Financial Ratios Flashcards
What are non-current assets?
- Value of the assets that the business has purchased and expects to keep in the business for more than one year.
What are current assets?
- The assets a business owns which are either cash, cash equivalents, or are expected to be turned into cash during the next twelve months.
Examples include:
- Cash balances
- Trade debtors (receivables)
- Stock
What are current liabilities?
- Amounts owed by the business that need to be paid within the next 12 months.
What are non-current liabilities?
Liabilities that are not due to be paid in the next 12 months but still need to be reflected in the balance sheet.
What is ratio analysis?
- The comparison of financial data to gain insights into business performance.

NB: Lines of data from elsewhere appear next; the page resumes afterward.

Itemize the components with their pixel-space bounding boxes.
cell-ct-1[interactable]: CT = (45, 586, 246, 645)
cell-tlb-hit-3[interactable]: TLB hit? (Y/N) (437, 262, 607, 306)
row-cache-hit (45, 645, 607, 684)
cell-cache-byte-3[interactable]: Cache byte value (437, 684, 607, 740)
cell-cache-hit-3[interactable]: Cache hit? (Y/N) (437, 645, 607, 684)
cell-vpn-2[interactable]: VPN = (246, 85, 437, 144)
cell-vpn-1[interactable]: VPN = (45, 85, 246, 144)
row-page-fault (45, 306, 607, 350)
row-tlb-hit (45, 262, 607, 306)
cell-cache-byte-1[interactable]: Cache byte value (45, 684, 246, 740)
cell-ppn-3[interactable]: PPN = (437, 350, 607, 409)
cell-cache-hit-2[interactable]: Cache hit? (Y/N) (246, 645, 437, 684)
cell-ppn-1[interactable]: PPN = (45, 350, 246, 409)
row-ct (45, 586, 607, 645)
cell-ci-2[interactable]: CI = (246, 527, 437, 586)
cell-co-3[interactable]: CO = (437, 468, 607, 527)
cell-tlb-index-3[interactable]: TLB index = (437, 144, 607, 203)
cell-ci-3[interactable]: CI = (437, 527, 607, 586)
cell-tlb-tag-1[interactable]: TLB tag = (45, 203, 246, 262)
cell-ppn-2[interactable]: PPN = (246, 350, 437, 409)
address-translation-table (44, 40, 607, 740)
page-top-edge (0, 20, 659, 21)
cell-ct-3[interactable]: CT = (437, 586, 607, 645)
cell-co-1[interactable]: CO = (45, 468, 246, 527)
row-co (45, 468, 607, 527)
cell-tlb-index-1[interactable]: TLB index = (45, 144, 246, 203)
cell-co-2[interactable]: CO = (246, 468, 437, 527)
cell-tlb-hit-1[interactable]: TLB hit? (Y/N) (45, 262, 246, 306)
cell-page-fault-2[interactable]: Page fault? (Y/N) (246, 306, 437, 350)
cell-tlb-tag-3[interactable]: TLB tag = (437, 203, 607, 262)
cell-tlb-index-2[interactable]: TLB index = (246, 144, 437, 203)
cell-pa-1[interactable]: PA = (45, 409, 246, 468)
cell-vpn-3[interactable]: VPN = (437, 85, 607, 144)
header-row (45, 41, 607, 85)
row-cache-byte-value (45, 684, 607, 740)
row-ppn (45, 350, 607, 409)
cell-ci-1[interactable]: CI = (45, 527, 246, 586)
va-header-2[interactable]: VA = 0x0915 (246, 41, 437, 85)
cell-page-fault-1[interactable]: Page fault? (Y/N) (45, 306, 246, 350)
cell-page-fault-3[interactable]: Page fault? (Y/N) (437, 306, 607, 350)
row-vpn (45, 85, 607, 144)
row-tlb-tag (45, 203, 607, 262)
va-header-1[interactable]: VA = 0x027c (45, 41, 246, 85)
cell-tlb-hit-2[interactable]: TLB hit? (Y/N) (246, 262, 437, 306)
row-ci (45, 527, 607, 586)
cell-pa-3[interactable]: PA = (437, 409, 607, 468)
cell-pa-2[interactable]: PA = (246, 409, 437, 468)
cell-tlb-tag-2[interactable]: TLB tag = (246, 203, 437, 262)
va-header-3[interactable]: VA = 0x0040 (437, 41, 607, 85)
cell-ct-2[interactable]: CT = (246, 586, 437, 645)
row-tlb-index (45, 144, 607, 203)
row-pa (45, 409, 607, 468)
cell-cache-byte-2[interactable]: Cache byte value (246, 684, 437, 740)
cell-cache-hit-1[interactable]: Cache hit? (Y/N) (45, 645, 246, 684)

Who are the key users of profitability ratios? Give at least two examples.
At least two from:
- Shareholders
- Government
- Competitors
- Employees
Who are the key users of liquidity ratios?
- Lenders
- Suppliers
- Shareholders
Who are they key users of financial efficiency ratios?
- Shareholders
- Lenders
- Competitors
What do profitability ratios do?
- Assess the returns earned by a business from its trading activities and investments.
What does return on capital employed (ROCE) measure?
- Whether or not the business is making a satisfactory level of profit.
With regards to the ROCE percentage, what percentage is better?
- The higher the percentage the better.
With regards to operating profit, what percentage is better?
- The higher the percentage the better.
With regards to gross profit, what percentage is better?
- The higher the percentage the better.
What is the equation for current ratio?
Current assets/current liabilities
What is the purpose of the current ratio?
- To see if the business has enough liquidity - ability to pay its debts - in the short term (within a year).